I’m making a lifestyle choice, but I’m not depriving myself of treats 100% of the time. If I eat sugar one time during the week, that’s okay in my book. But I’m choosing to have it when I’m really going to enjoy it. This might not work for everyone. For some, it may be an all or nothing thing, especially if you’ve been specifically told by a health professional.
It’s key to find your own path with your habit.
1.Do you need to set boundaries with yourself?
2.Do you need to communicate your new habit with friends to let them know it’s something you’re working on?
3.Would a check in with yourself each week or every couple of weeks help you to stay on track?
Let this fear go as it does not contribute to your life – it is a waste of your energy.
At the end of the day, we’re not supposed to be perfect.
Mistake making is part of the process and that might include breaking your new habit once or twice.
If this happens, pick yourself up, dust yourself off and keep moving forward.

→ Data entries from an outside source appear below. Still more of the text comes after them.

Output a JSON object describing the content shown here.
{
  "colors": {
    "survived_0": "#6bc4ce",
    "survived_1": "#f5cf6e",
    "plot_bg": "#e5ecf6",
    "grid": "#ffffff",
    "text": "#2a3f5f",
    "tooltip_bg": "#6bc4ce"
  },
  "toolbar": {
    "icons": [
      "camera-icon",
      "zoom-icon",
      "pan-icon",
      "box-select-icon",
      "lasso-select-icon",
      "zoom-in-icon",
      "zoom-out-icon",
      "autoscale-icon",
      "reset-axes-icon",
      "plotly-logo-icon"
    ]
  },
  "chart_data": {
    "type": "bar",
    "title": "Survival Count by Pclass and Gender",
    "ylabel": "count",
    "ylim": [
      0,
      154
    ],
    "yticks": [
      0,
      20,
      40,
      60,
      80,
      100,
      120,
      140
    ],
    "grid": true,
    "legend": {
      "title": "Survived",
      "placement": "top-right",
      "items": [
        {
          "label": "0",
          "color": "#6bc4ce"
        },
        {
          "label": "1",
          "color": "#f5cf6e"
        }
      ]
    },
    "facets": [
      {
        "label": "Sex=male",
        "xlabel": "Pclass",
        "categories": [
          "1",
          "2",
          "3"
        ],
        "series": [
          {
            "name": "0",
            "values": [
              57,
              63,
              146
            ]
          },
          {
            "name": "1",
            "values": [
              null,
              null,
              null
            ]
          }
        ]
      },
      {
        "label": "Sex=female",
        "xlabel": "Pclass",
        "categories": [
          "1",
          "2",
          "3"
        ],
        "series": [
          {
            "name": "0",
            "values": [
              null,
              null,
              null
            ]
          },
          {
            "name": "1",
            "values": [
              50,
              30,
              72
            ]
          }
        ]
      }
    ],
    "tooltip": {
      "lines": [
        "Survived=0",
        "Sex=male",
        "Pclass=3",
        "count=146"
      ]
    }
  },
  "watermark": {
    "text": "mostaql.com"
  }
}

It doesn’t help if you berate or beat on yourself for falling down.
Strengthen your internal conviction, know that you can do it and head towards your goal.
Life takes practice.
Stay focused on your progress and commitment to your new habit.
Place your attention on what you want to grow in your life – your new habit. Take an attitude of a careful gardener, do what you can to support the growth of your new seedlings.
What can you do to remind yourself of your commitment each and every day?
You can do this – you are doing it and each day you make that commitment you are following through on, you build your own self trust and reinforce the new and positive neuropathways you are creating for your life to shift.